Diese Erkenntnis traf Erika bereits zum etwa hundertsten Mal und doch konnte sie sich nicht recht erklären, woran es eigentlich lag. Der Wind strich der Frau mittleren Alters mit Eishänden über die Wangen und ließ diese brennen, während sie ihre Einkäufe nach Hause trug. Wäre es nur die Temperatur, die niedriger war als jemals zuvor, wäre dieser Winter nichts Besonderes. Nein, Erika hatte das Gefühl, dass ebenfalls die Menschen kälter geworden waren. Seit sich das ganze Land im Krieg befand, schien es bergab zu gehen mit der Gesellschaft. Nicht nur, dass einem Sohn, Vater und Ehemann gestohlen wurden, einem wurde auch plötzlich der Staat in die Hand gelegt, damit man diesem am Laufen hielt, wenn sonst schon keiner da war, um den Job zu machen. Deutschland stand Kopf und trotzdem gab es so viele Menschen, die dem Kaiser zujubelten, ihm freiwillig das Leben ihrer Familie überließen und den Krieg so lange weitergehen lassen wollten, bis England und Frankreich als Großmächte verdrängt worden wären. Das Volk hatte sich von der wahnwitzigen Euphorie mitreißen lassen. Und jeder, der wie Erika, und der Rest der Familie Magard, all dem Treiben eher kritisch gegenüberstand, hatte sich selbst aus der warmen Gemeinschaft verbannt und war nun der Unbarmherzigkeit des Gegenwindes ausgesetzt.
So auch bei der alten Metzgerin, bei der die Frau den bereits vor Wochen bestellten Weihnachtsbraten abgeholt hatte. Isolde, die sonst eher schweigsam ihrer Arbeit nachging und statt Belanglosigkeiten lieber hin und wieder ein mütterliches Lächeln hatte sprechen lassen, hatte heute kein anderes Thema als den Krieg gekannt. Wie stolz die Metzgersfrau doch gewesen war, dass sich sowohl ihr Sohn als auch ihr ältester Enkel freiwillig gemeldet hatten, um für ihr Vaterland zu kämpfen. Es war sogar so weit gegangen, dass sie ihrem Mann Heinrich vorgeworfen hatte, sich vor seiner Pflicht zu drücken, wo er doch bereits schlecht zu Fuß und gezeichnet vom Alter war. Doch als Frau hatte man wohl leicht reden, wenn man nur andere dazu anstiften musste, sich für einen höheren Zweck zu opfern, während man selbst so gut wie außer Gefahr war.

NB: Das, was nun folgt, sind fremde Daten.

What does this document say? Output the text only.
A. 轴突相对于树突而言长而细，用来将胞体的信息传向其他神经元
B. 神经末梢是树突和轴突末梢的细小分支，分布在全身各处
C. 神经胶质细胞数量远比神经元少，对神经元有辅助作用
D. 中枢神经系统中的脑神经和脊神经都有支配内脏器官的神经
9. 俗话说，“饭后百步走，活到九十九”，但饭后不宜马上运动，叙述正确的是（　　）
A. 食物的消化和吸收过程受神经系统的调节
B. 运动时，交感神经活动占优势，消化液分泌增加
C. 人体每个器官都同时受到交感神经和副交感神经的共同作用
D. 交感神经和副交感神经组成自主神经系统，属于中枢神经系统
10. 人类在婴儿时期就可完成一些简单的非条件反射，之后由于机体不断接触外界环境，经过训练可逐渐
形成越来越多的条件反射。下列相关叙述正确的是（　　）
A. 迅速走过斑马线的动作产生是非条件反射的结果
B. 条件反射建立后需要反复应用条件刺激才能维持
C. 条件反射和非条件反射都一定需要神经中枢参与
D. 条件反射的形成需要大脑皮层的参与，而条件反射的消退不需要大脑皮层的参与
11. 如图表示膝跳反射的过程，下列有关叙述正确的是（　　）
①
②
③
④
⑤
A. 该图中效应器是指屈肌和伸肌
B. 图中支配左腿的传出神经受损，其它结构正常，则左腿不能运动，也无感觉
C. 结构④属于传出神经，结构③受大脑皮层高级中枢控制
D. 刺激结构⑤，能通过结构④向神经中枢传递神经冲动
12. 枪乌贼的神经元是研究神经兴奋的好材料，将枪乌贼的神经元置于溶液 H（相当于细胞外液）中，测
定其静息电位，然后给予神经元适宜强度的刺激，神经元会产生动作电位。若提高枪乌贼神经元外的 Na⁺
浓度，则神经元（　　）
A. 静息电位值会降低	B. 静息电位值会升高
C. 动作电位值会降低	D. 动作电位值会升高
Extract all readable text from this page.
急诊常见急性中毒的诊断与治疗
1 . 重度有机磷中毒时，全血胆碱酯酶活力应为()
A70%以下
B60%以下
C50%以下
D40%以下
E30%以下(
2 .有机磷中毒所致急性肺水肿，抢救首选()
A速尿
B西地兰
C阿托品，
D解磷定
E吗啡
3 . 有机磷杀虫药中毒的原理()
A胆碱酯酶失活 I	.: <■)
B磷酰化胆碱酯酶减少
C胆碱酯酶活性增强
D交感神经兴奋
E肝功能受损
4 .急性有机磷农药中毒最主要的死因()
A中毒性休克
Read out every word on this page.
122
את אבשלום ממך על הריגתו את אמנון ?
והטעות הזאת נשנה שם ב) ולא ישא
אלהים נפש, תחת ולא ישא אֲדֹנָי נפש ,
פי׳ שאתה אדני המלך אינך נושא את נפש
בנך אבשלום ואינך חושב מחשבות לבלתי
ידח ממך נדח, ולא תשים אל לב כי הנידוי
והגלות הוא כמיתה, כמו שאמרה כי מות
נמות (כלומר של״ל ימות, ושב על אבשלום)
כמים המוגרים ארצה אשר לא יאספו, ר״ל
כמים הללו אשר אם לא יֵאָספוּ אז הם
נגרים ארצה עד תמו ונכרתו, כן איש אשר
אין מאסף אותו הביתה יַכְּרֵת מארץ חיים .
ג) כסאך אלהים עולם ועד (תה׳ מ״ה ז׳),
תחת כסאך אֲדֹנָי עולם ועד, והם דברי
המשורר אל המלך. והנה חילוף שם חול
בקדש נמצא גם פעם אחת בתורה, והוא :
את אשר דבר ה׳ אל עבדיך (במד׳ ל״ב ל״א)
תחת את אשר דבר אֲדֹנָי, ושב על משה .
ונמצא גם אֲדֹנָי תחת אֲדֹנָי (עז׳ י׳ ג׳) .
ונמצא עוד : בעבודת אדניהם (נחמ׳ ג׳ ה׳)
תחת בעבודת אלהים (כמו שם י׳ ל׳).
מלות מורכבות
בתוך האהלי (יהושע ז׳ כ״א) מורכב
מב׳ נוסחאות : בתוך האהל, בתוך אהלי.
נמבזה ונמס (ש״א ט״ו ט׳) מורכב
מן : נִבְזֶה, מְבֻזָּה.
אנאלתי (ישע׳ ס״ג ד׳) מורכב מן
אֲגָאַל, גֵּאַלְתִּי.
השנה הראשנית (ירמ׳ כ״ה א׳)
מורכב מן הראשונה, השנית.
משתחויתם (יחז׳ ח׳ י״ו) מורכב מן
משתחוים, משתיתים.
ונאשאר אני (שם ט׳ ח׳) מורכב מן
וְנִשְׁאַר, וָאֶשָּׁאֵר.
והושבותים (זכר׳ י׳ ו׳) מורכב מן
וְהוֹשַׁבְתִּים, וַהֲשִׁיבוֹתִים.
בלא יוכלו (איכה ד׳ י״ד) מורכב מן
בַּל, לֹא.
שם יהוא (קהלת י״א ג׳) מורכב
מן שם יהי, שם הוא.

Dieser verblendeten Patriotin beim Reden zuzuhören, machte Erika bewusst, dass es gut gewesen war, allein die Weihnachtseinkäufe zu machen. Eigentlich hatte sie vorgehabt, eines ihrer verbliebenen Kinder zu bitten, sie zu begleiten, doch je weniger diese von diesem gefährlichen Kaisergehorsam mitbekamen, desto beruhigter konnte die Bäuerin sein. Egal wie schwer der Braten und wie beschwerlich dadurch der Weg zurück zum Hof war, dieses Wortgift, das sich durch das ganze Dorf fraß, wollte Erika nicht in der Nähe ihrer Kinder wissen. Denn Alte wie sie selbst, die schon einiges vom Leben gesehen und sich damit eine eigene Meinung gebildet hatten, die waren schwer umzustimmen, wenn sie einmal für oder gegen etwas waren. Doch die Jungen, die ihren Weg erst noch finden und Ordnung in all das Chaos bringen mussten, könnten noch angesteckt werden von der Kriegseuphorie, wenn sie von dieser nur oft genug zu hören bekämen. Und noch ein Familienmitglied, das sich selbst aufgrund falscher Überzeugungen zugrunde richtete, konnten sich die Magards nicht leisten.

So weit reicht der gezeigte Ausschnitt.